Obama Settling Into A Niche?
Since his election to the U.S. Senate, Barack Obama has repeatedly said that he was elected to serve all Illinois citizens, and that he will not represent any particular special interest (This great NPR interview from yesterday illustrates that struggle). But the fact that he is the nation's only African-American Senator, and no matter how much he says he's everyone's senator, he will regularly be called from the bullpen to pitch for African-Americans across the country. Yesterday was probably the first clear example of how often he'll be called on to do this job.
During his campaign to save his dying social security reform proposal, President George W. Bush made a stunningly clumsy attempt to reach out to African-Americans by saying, "African-American males die sooner than other males do, which means the system is inherently unfair to a certain group of people. And that needs to be fixed."
Bush's suggestion was that since black men tend to die sooner, they should not pay into social security accounts they'll never benefit from. Instead they should have his proposed "personal accounts", where they control the funds, and can play the stock market.

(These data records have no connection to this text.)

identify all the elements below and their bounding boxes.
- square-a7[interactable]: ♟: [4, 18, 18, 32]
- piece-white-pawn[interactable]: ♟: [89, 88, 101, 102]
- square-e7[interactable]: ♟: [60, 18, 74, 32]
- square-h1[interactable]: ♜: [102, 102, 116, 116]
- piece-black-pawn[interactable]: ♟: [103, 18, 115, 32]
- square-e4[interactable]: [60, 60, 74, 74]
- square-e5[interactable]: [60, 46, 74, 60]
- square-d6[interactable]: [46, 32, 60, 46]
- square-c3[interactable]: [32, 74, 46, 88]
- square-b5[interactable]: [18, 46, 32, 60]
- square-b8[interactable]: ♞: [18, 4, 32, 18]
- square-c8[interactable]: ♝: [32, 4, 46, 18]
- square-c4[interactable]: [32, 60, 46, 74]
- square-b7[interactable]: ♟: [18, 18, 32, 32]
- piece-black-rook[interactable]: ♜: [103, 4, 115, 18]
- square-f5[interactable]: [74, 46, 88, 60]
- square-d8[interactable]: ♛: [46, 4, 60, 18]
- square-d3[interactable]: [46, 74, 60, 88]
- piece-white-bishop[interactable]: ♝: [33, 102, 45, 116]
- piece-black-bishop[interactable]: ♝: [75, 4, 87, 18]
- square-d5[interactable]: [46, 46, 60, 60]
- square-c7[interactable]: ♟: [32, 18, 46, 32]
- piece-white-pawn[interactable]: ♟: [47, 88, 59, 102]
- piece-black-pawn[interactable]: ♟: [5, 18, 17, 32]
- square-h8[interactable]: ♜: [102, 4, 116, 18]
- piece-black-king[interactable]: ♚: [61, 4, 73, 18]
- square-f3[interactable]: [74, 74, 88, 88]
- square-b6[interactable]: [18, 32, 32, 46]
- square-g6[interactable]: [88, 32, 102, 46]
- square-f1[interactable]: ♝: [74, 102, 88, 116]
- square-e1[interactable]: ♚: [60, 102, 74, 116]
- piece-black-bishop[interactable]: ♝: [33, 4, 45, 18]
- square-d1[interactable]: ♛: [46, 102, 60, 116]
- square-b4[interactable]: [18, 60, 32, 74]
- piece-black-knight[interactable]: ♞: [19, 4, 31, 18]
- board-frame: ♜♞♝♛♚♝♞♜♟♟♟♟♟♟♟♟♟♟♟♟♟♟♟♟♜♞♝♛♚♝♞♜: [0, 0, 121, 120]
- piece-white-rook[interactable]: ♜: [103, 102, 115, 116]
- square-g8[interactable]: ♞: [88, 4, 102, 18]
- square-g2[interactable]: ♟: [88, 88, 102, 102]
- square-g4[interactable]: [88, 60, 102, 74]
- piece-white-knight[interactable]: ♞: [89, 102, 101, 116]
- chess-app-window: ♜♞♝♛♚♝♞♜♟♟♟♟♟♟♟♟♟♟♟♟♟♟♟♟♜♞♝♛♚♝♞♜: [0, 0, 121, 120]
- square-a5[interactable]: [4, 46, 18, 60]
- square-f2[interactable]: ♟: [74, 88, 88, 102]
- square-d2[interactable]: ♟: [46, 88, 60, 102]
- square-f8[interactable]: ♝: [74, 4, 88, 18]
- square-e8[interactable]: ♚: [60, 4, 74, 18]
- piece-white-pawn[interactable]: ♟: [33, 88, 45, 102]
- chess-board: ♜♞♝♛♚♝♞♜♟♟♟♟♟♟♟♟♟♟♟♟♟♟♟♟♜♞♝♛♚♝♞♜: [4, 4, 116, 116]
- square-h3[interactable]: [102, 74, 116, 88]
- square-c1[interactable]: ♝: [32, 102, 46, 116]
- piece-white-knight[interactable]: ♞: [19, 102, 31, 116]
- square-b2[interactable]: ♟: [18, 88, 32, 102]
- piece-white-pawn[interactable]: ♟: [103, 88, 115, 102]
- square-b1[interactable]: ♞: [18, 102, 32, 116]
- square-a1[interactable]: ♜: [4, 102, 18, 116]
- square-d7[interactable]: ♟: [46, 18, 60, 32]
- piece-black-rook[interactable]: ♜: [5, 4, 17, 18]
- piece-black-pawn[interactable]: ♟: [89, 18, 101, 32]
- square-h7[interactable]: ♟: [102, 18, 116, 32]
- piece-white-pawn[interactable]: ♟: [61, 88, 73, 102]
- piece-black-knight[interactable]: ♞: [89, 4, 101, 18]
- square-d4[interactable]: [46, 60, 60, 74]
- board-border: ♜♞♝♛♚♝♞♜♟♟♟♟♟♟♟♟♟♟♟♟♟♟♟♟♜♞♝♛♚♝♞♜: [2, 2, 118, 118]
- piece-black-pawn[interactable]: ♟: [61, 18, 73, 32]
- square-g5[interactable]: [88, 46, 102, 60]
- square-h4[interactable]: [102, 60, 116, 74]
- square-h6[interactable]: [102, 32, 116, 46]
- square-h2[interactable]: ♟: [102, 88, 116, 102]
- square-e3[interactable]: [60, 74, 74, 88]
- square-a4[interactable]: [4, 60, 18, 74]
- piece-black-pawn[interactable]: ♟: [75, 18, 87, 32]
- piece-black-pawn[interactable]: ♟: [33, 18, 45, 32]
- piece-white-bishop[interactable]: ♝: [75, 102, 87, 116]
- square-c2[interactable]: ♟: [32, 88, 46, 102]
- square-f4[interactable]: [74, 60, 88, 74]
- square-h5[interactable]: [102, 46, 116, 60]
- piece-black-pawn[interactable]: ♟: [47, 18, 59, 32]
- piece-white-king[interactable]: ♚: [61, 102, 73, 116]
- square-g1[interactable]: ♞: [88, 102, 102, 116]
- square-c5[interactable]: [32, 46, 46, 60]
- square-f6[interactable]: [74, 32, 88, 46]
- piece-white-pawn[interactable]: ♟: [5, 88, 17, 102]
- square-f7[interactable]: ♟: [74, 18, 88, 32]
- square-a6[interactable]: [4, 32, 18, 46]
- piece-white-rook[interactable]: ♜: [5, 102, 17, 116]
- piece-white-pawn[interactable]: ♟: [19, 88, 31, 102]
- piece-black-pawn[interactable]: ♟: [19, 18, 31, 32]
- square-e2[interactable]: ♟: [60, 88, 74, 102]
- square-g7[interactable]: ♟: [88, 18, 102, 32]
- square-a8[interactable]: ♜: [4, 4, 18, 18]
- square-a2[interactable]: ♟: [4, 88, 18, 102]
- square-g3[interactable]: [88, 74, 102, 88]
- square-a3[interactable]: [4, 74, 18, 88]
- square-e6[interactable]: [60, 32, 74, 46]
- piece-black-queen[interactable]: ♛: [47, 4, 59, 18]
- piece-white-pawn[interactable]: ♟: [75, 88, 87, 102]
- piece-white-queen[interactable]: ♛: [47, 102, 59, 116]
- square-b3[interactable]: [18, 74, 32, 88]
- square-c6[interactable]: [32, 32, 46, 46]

The real problem though, is that Bush completely ignored the social reasons why black men die earlier, on average, such as through poorer diet, higher incidence of diabetes, heart disease, not to mention higher rates of violent death.
Nobody else in the national media spotlight seemed to get this -- except Obama of course.
"I frankly found the statement that the president made somewhat offensive,'' Obama said at a press briefing with Sen. Dick Durbin (D-Ill.), focusing on the impact the creation of individual investment accounts would have on blacks.
"There is no doubt a disparity in the lifetime opportunities between white America and black America. And that is something that everybody at this table is committed to closing,'' Obama said.
Barack Obama is clearly shaping up to be a great senator, moderate in approach, radical in thinking. But the secret to long-term success in American politics is to not be too closely associated with any one group. There are examples of senators that do this, Paul Wellstone on the left, and Rick Santorum on the right, but both clearly wanted to stake out the ends of the political spectrum. Obama claims to want to be a moderate unifier. But because most of the nation doesn't like to deal with racial politics, a moderate that leads with racial politics just may not be acceptable -- yet.